NAIROBI, Kenya, Oct 10 – Various stakeholders among them scholars have challenged the Government to anchor President Uhuru Kenyatta’s Big Four agenda on research.
They say evidence-based research will ensure the ambitious agenda targets the right people and address some perennial challenges like poverty.
Dr Joanes Atela from the Africa Centre for Technology Studies and the coordinator of the Africa Sustainability Hub says the research will help unlock many opportunities, as envisioned in Sustainable Development and Africa’s agenda 2063.
“We are trying to see how research that has been done in terms of informing some of these policies like the Big Four Agenda can be transformed into use,” he said.
“The next step is how we are going to implement them to make sure that they are actually actionable.
He was speaking during a consortium meeting by various stakeholders on understanding sustainability challenges and key research needs on Wednesday in Nairobi.
Addressing journalists on the sideline of the meeting, Agriculture Principal Secretary in charge of research Professor Hamadi Boga revealed that the ministry is already mapping out the research agenda for agriculture.
“For Africa to address some of these very persistent issues that are captured in the Sustainable Development Goals, in the Africa Agenda 2063, the denominator is knowledge and the only way you can access knowledge is if you invest in research,” he asserted.

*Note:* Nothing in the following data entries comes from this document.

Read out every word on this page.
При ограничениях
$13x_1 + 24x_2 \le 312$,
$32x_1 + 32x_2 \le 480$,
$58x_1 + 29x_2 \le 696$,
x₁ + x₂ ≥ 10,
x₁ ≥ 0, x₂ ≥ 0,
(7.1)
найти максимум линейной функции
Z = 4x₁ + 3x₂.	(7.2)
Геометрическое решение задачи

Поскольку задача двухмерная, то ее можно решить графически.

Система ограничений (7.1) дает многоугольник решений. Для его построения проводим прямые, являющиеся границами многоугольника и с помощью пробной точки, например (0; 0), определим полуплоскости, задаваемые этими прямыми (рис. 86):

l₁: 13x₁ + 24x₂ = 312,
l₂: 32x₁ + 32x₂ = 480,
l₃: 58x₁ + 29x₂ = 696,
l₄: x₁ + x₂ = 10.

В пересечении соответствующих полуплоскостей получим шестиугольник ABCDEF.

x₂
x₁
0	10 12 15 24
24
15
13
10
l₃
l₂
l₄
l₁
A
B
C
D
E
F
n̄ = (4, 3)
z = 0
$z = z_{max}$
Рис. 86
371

He noted that African countries still lags behind when it comes to investing in research.
“We as a continent, we have not figured out how to invest in research and we have to put in place systems to manage research. We are also struggling with the systems of how to harness what comes out of research,” he said.
“The conversation between policymakers and researchers is very key so that research is sustained, and policy informs research and vice versa. Otherwise, we will be engaging in guesswork.”
Just like other stakeholders, he cautioned that some of the set goals may not be achieved if they are not informed by research.
The meeting comes after a 3-year project dubbed “Pathways Network” which was funded by the International Science Council, to explore transformations in society and ecology in six countries around the world.
The focus was on establishing how different people understand problems and imagine new solutions.
In Kenya, according to the Africa Centre for Technology Studies Executive Director Prof Tom Migu Ogada, the project looked at how mobile-enabled payments for solar power could work for poor people, exploring the barriers and opportunities for change in policy and practice.
“The key lesson is that it is not only a matter of technology and funding but also the changing relationships between people and institutions,” he said.
The project also worked in China, India, the United Kingdom, Mexico and Argentina, with a focus on transformations in agriculture and food, low carbon development, urbanization and water.
Prof Ogada said the Africa Sustainability Hub has been drawing lessons from the project for Kenya and the wider sustainable development agenda in Africa.
Africa’s agenda 2063 is anchored on an economically, environmentally and socially sustainable Africa’s future.
“While there has been significant research on some of the challenges, the research investments have arguably not led to tangible returns resulting to poor government incentive to invest in research. African investments in research for development is relatively low compared to other developing regions. Consequently, the linkage between research and development should be strengthened,” he said.
But this, he said calls for more collaborative research and partnerships that the Africa Sustainability Hub is pioneering.
Among the experts who present during the meeting was the United Nations Regional Climate Coordinator Innovative Climate Action and Development Dr Richard Munang.